The following poem by Ricardo Pau-Llosa appeared in Issue No. 13 of the Marlboro Review

NUDE BAR, South Miami

In pellucid curves she dances for me, a mere
foot or so away, on her difficult stool
and lucite pumps, between amber beers and buddies.
We're hypnotized by the girl
in the bill-laced garter belt
and the wholesome smile. Each move is frankly
equine, the just-woke toss of gold burnt hair,
the reared break of waist. It is no accident
that she is radiant, a milky flame
that triggers awe as much as lust.
For ten bucks we get a breath-shot view.
Buck naked and lost for a song's length in dance.
Call it that, a jolt and flare is dance
if set to music, much as desire, though stark
in the galley of this manly bar, is an honest
flash despite the knuckled stares, the flame
of all that want ending with an erect bill
folded and slipped between belt and thigh.
Case closed. The girl combs on her red,
gelatinous dress, long, side-cut and thread-held
to her snow-capped shoulders, just
covering her.

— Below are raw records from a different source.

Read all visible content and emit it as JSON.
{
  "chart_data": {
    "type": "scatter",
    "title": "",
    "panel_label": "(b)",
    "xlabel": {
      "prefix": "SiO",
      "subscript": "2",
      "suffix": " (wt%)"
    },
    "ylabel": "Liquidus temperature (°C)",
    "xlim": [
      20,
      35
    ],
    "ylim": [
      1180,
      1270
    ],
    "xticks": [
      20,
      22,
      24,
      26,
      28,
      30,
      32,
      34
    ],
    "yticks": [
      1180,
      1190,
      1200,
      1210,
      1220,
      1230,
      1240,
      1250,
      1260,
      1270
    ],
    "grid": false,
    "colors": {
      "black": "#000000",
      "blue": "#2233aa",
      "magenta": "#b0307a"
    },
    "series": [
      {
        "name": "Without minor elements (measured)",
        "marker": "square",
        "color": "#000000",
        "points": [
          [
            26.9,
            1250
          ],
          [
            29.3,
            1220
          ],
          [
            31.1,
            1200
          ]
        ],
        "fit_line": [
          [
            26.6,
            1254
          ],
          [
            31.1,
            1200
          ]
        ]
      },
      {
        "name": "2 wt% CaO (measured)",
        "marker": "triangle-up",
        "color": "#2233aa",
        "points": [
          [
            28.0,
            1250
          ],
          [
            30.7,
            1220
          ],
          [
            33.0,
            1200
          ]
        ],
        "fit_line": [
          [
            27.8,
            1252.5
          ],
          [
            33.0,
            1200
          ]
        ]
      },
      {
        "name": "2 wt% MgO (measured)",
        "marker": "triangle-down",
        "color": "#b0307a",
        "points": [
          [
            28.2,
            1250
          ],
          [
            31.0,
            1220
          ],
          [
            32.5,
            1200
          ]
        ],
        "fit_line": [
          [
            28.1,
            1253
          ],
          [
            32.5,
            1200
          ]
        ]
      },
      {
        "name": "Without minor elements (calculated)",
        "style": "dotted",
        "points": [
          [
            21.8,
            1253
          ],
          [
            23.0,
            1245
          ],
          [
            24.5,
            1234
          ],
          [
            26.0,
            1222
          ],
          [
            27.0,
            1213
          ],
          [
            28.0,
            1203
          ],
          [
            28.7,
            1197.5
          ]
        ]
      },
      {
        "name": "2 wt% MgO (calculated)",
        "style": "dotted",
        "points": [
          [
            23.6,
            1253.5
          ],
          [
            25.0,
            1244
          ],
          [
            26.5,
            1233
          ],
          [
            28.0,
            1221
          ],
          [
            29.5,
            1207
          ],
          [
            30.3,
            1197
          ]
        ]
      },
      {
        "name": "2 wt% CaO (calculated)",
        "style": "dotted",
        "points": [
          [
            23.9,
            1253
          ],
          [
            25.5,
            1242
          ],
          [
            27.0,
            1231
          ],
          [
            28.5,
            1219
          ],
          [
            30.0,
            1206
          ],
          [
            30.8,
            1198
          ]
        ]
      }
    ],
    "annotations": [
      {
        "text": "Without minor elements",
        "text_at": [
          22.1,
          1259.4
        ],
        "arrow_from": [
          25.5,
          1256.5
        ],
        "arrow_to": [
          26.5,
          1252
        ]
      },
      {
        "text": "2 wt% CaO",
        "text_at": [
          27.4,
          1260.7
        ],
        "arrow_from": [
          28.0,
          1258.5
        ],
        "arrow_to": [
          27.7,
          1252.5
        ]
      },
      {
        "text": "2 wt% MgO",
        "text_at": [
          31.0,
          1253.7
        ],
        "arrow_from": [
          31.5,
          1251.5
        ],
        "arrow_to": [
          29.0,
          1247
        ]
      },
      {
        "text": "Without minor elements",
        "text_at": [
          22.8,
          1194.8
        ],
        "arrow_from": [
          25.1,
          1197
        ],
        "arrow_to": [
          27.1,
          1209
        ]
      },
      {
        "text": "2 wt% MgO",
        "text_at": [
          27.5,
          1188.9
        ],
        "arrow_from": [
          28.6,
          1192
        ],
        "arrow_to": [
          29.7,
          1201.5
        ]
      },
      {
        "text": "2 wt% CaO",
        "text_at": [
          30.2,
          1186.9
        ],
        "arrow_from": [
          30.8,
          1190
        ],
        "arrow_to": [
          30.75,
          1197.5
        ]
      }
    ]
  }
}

Now she may walk the red
bar of ambers and greens. Only when she sways
to music can she discharge her raw duty. She mounts
again the lozenge of stage inside the bar
and newly bares her flesh to a thumping melody.
Through the clang of bottles among imploded males
who will not so much as brush each other's
shoulders, fans of dollar bills folded
in their delicate pockets, she hears the freed
crisp of a new tip, the swallow
of impossible petition.
She turns on her vertical bar, single petal
on a shiny stem, or clutches the horizontals.
There is nothing to show. The body,
all simple and music. This goes into that
like money into the belt's orbit.


Ricardo Pau-Llosa's most recent book, The Mastery Impulse, is due out from Carnegie Mellon in 2003. His previous two books are Cuba (1993) and Vereda Tropical (1999).